What regulations govern PCI data security?

Payment card data security is governed by the PCI DSS Standards, which are contractual requirements set by the card brands and enforced through acquiring banks. Local laws still apply—for example, breach notification statutes—but PCI DSS defines the technical and operational controls for handling cardholder data.

How do compliance requirements differ for PHI and PCI?

PHI is regulated by HIPAA’s Privacy, Security, and Breach Notification Rules, emphasizing minimum necessary use, risk analysis, and BAAs. PCI focuses on the cardholder data environment and mandates controls such as strong authentication, segmentation, logging, and strict rules against storing sensitive authentication data. HIPAA is law; PCI is an industry standard enforced contractually.

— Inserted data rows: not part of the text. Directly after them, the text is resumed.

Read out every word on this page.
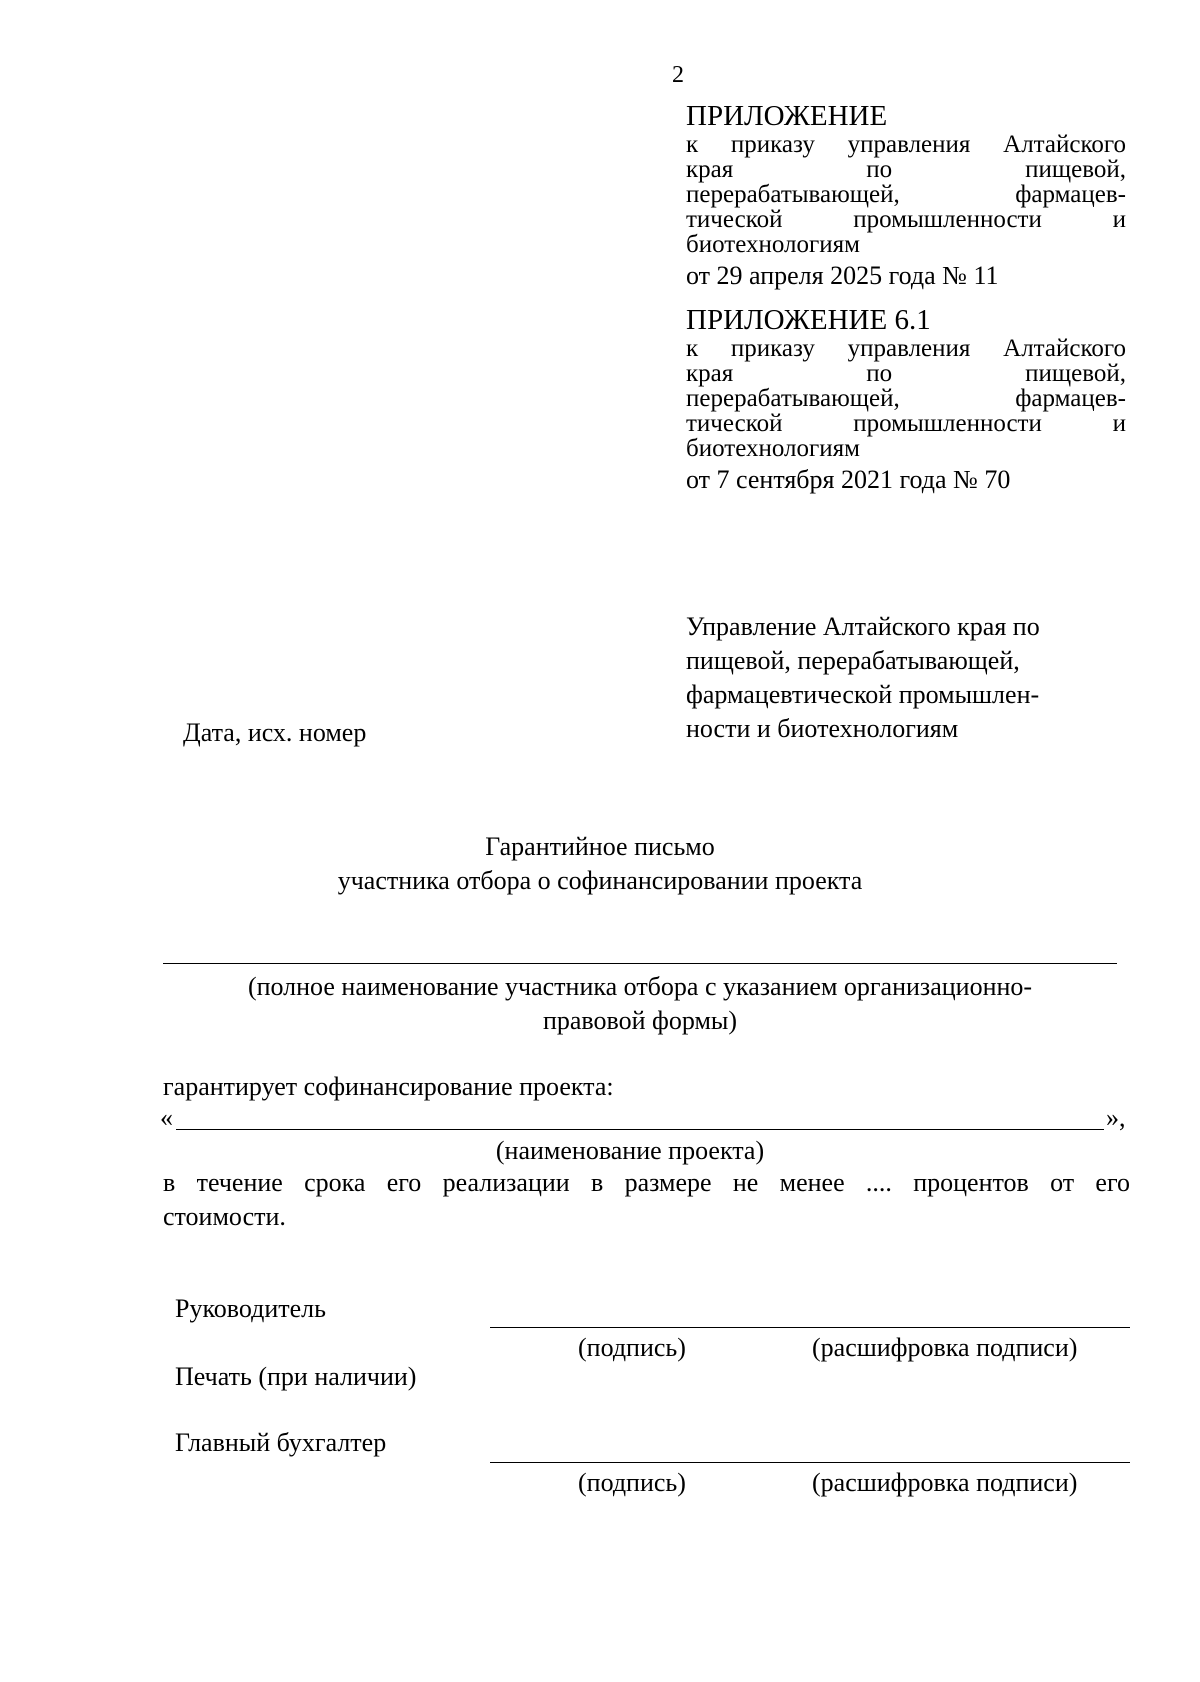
2
ПРИЛОЖЕНИЕ
к приказу управления Алтайского
края по пищевой,
перерабатывающей, фармацев-
тической промышленности и
биотехнологиям
от 29 апреля 2025 года № 11
ПРИЛОЖЕНИЕ 6.1
к приказу управления Алтайского
края по пищевой,
перерабатывающей, фармацев-
тической промышленности и
биотехнологиям
от 7 сентября 2021 года № 70
Управление Алтайского края по
пищевой, перерабатывающей,
фармацевтической промышлен-
ности и биотехнологиям
Дата, исх. номер
Гарантийное письмо
участника отбора о софинансировании проекта
(полное наименование участника отбора с указанием организационно-
правовой формы)
гарантирует софинансирование проекта:
«	»,
(наименование проекта)
в течение срока его реализации в размере не менее .... процентов от его
стоимости.
Руководитель
(подпись)	(расшифровка подписи)
Печать (при наличии)
Главный бухгалтер
(подпись)	(расшифровка подписи)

What measures protect PII under GDPR?

GDPR requires a lawful basis for processing, transparency, data minimization, purpose limitation, accuracy, storage limitation, and security. Protective measures include Access Control Policies, encryption or pseudonymization, records of processing, DPIAs for high-risk activities, vendor DPAs, and honoring data subject rights like access, deletion, and portability.